As jurisdictions across the country grapple with the aftermath of the U.S. Supreme Court's reversal of the abortion precedent of Roe v. Wade, the Iowa Supreme Court Thursday upheld a series of state laws strictly limiting access to the procedure, as The Hill reports.
In its ruling, the state's high court determined that the Idaho constitution does not grant any right to abortion, implicitly or otherwise.
At issue in the case were three state abortion laws challenged by Planned Parenthood and which were enacted in 2020, 2021, and 2022, respectively.
The earliest of the three statutes was a so-called trigger law designed to take effect if the U.S. Supreme Court did indeed overturn Roe, and it allows abortion only if the mother's life is in danger or in cases of officially reported race or incest, according to the Washington Examiner.
Passed in 2021, the second of the three laws took the form of a ban on abortion procedures after the detection of a fetal heartbeat, and the third law was one permitting putative family members of aborted fetuses to seek damages in court.
By a margin of 3-2, the high court dismissed Planned Parenthood's challenges to the laws, in a serious setback to abortion rights advocates in the state and beyond.
In its majority opinion, the court mirrored some of the arguments contained in the U.S. Supreme Court's summer decision negating Roe, stating that abortion rights were not “deeply rooted” in the history and traditions of the state.
Writing for the majority, Justice Robyn Brody declared that when examined through that lens, “there simply is no support for a conclusion that a right to abortion was 'deeply rooted' at the time the Inalienable Rights Clause was adopted,” as The Hill noted.
“What Petitioners are asking this Court to ultimately do is to declare a right to abortion under the Idaho Constitution when – on its face – there is none,” Brody said.
The justice continued, “In fact, before Roe announced a federal constitutional right to abortion in 1973, abortion had been a long-standing criminal offense in Idaho,” an indication that the history and traditions of the state indicate that “abortion was viewed as an immoral act and treated as a crime.”
Brody went on to remind citizens of the state of Idaho that they are not without power to shift the landscape on this highly contentious issue, however, stating that voters are in no way precluded from “answering the deeply moral and political question of abortion at the polls.”
“For example, if the people of Idaho are dissatisfied with these new laws, they can elect new legislators,” Brody suggested. Furthermore, she insisted, “the Idaho Constitution is not immutable.”
Unsurprisingly, the outcome was met with great disappointment by Planned Parenthood, with regional organization CEO Rebecca Gibron declaring it “a dark day for the state of Idaho.”
Vowing to continue the fight, however, Gibron added, “Planned Parenthood will never back down. We will keep fighting with everything we've got to restore Idahoans' right to control our bodies and our lives.”
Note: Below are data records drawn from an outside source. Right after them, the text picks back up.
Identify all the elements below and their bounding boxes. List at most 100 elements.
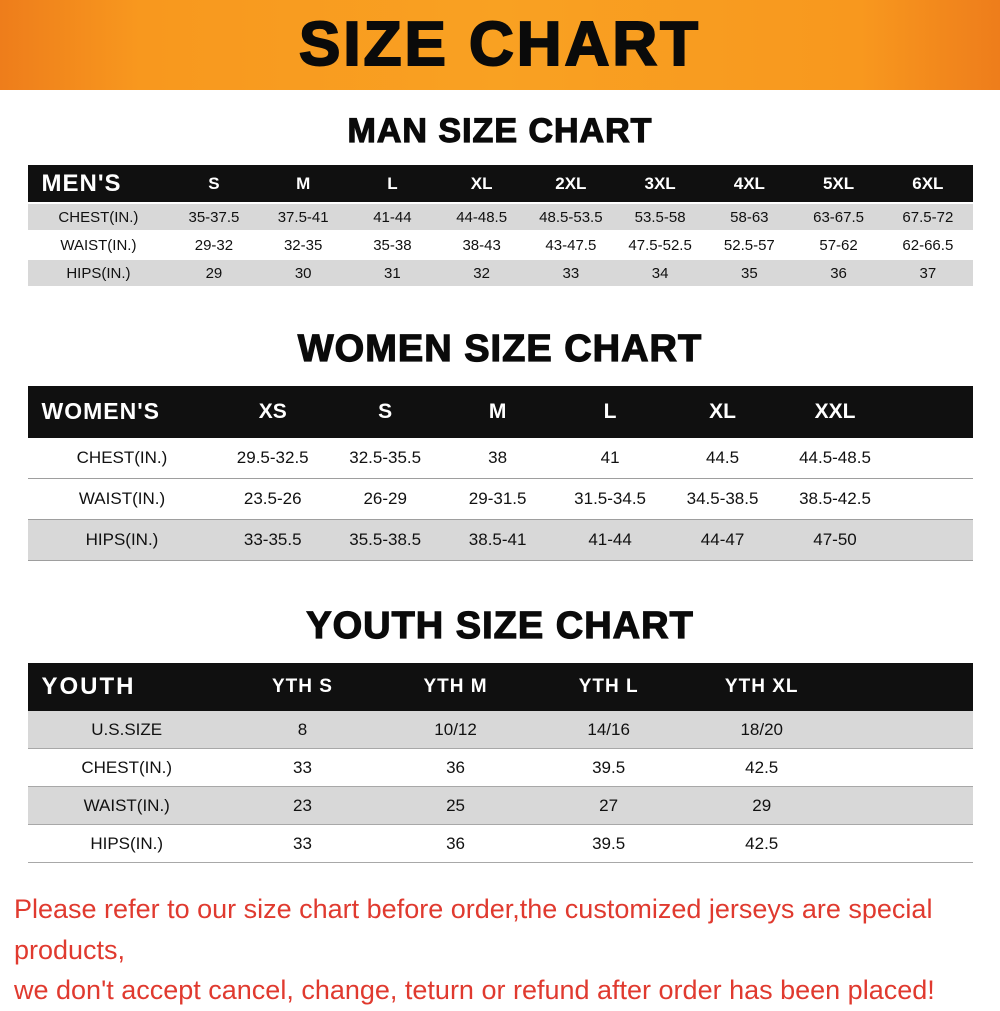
measurement-value: 37.5-41: [258, 202, 348, 233]
measurement-value: 41-44: [553, 519, 667, 562]
measurement-value: 29.5-32.5: [216, 437, 329, 480]
measurement-value: 32-35: [258, 230, 348, 261]
size-column-header: 4XL: [704, 165, 794, 204]
measurement-value: 44.5-48.5: [778, 437, 892, 480]
header-spacer: [891, 385, 973, 438]
measurement-row: WAIST(IN.) 23.5-26 26-29 29-31.5 31.5-34.5 34…: [27, 478, 973, 521]
measurement-value: 42.5: [685, 824, 839, 864]
measurement-value: 52.5-57: [704, 230, 794, 261]
size-column-header: M: [258, 165, 348, 204]
table-header-row: WOMEN'S XS S M L XL XXL: [27, 385, 973, 438]
measurement-value: 36: [379, 824, 533, 864]
size-column-header: YTH XL: [685, 662, 839, 711]
measurement-value: 35.5-38.5: [328, 519, 442, 562]
measurement-value: 35: [704, 258, 794, 289]
measurement-row: HIPS(IN.) 33-35.5 35.5-38.5 38.5-41 41-44 44-…: [27, 519, 973, 562]
size-column-header: L: [347, 165, 438, 204]
size-column-header: 3XL: [615, 165, 705, 204]
table-corner-label: WOMEN'S: [27, 385, 217, 438]
measurement-value: 44-47: [666, 519, 779, 562]
measurement-value: 47.5-52.5: [615, 230, 705, 261]
measurement-value: 29: [169, 258, 259, 289]
measurement-value: 39.5: [532, 748, 686, 788]
size-column-header: 5XL: [793, 165, 884, 204]
measurement-value: 44.5: [666, 437, 779, 480]
measurement-value: 33-35.5: [216, 519, 329, 562]
section-title: WOMEN SIZE CHART: [297, 327, 703, 371]
measurement-value: 14/16: [532, 710, 686, 750]
measurement-value: 33: [526, 258, 616, 289]
measurement-value: 38.5-41: [441, 519, 554, 562]
table-header-row: YOUTH YTH S YTH M YTH L YTH XL: [27, 662, 973, 711]
man-size-chart-section: MAN SIZE CHART MEN'S S M L XL 2XL 3XL 4XL 5XL 6XL…: [0, 111, 1000, 289]
measurement-label: CHEST(IN.): [27, 437, 217, 480]
size-column-header: S: [169, 165, 259, 204]
measurement-row: WAIST(IN.) 23 25 27 29: [27, 786, 973, 826]
size-column-header: XXL: [778, 385, 892, 438]
women-size-table: WOMEN'S XS S M L XL XXL CHEST(IN.) 29.5-32.5 32.5…: [27, 385, 973, 562]
measurement-value: 26-29: [328, 478, 442, 521]
measurement-label: HIPS(IN.): [27, 519, 217, 562]
size-column-header: 6XL: [883, 165, 973, 204]
measurement-label: WAIST(IN.): [27, 230, 170, 261]
measurement-value: 23.5-26: [216, 478, 329, 521]
measurement-value: 38-43: [437, 230, 527, 261]
measurement-value: 29: [685, 786, 839, 826]
measurement-value: 53.5-58: [615, 202, 705, 233]
measurement-value: 63-67.5: [793, 202, 884, 233]
measurement-value: 42.5: [685, 748, 839, 788]
measurement-value: 35-38: [347, 230, 438, 261]
measurement-label: CHEST(IN.): [27, 748, 226, 788]
measurement-value: 48.5-53.5: [526, 202, 616, 233]
table-header-row: MEN'S S M L XL 2XL 3XL 4XL 5XL 6XL: [27, 165, 973, 204]
measurement-value: 18/20: [685, 710, 839, 750]
measurement-value: 36: [793, 258, 884, 289]
table-corner-label: MEN'S: [27, 165, 170, 204]
measurement-label: HIPS(IN.): [27, 824, 226, 864]
measurement-value: 35-37.5: [169, 202, 259, 233]
measurement-row: U.S.SIZE 8 10/12 14/16 18/20: [27, 710, 973, 750]
row-spacer: [838, 824, 973, 864]
measurement-value: 41: [553, 437, 667, 480]
measurement-row: CHEST(IN.) 33 36 39.5 42.5: [27, 748, 973, 788]
measurement-value: 47-50: [778, 519, 892, 562]
measurement-label: U.S.SIZE: [27, 710, 226, 750]
measurement-label: CHEST(IN.): [27, 202, 170, 233]
measurement-value: 41-44: [347, 202, 438, 233]
measurement-value: 43-47.5: [526, 230, 616, 261]
table-corner-label: YOUTH: [27, 662, 226, 711]
measurement-value: 34.5-38.5: [666, 478, 779, 521]
measurement-value: 25: [379, 786, 533, 826]
footer-note-line2: we don't accept cancel, change, teturn o…: [14, 975, 935, 1006]
page-title: SIZE CHART: [298, 10, 701, 79]
size-column-header: YTH M: [379, 662, 533, 711]
measurement-label: WAIST(IN.): [27, 786, 226, 826]
section-title: YOUTH SIZE CHART: [306, 605, 694, 648]
women-size-chart-section: WOMEN SIZE CHART WOMEN'S XS S M L XL XXL CHEST(…: [0, 327, 1000, 562]
header-spacer: [838, 662, 973, 711]
measurement-value: 58-63: [704, 202, 794, 233]
measurement-label: HIPS(IN.): [27, 258, 170, 289]
measurement-value: 44-48.5: [437, 202, 527, 233]
title-banner: SIZE CHART: [0, 0, 1000, 90]
measurement-value: 32.5-35.5: [328, 437, 442, 480]
measurement-value: 38: [441, 437, 554, 480]
measurement-value: 37: [883, 258, 973, 289]
row-spacer: [891, 437, 973, 480]
measurement-row: CHEST(IN.) 35-37.5 37.5-41 41-44 44-48.5 48.5…: [27, 202, 973, 233]
measurement-value: 10/12: [379, 710, 533, 750]
youth-size-chart-section: YOUTH SIZE CHART YOUTH YTH S YTH M YTH L YTH…: [0, 605, 1000, 864]
row-spacer: [838, 710, 973, 750]
measurement-value: 23: [225, 786, 380, 826]
measurement-row: WAIST(IN.) 29-32 32-35 35-38 38-43 43-47.5 47.…: [27, 230, 973, 261]
measurement-value: 8: [225, 710, 380, 750]
measurement-value: 67.5-72: [883, 202, 973, 233]
size-charts: MAN SIZE CHART MEN'S S M L XL 2XL 3XL 4XL 5XL 6XL…: [0, 111, 1000, 864]
measurement-row: HIPS(IN.) 29 30 31 32 33 34 35 36 37: [27, 258, 973, 289]
size-column-header: XL: [437, 165, 527, 204]
size-column-header: XL: [666, 385, 779, 438]
measurement-value: 33: [225, 824, 380, 864]
measurement-value: 32: [437, 258, 527, 289]
measurement-value: 29-31.5: [441, 478, 554, 521]
size-column-header: YTH S: [225, 662, 380, 711]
Despite the good news for pro-life forces in Idaho this week, anti-abortion advocates in South Carolina experienced a serious setback on Thursday when that state's Supreme Court struck down a six-week abortion ban that went into effect as soon as the U.S. Supreme Court reversed Roe, as The Hill reported separately.
By a margin of 3-2, the panel found that the state's Fetal Heartbeat and Protection from Abortion Act stood in violation of constitutional rights to privacy that encompass pregnancy termination decisions.
As such, abortions will remain available in South Carolina up to 20 weeks' gestation, and writing for the majority, Justice Kaye Hearn said, “The State unquestionably has the authority to limit the right of privacy that protects women from state interference with her decision, but any such limitation must be reasonable and it must be meaningful in that the time frames imposed must afford a woman sufficient time to determine she is pregnant and to take reasonable steps to terminate that pregnancy.”
Trigger bans similar to the ones litigated in the aforementioned cases were enacted in a number of other states in anticipation of last summer's landmark U.S. Supreme Court decision, and those passed by the legislatures in Utah and Wyoming are currently on hold pending court challenges.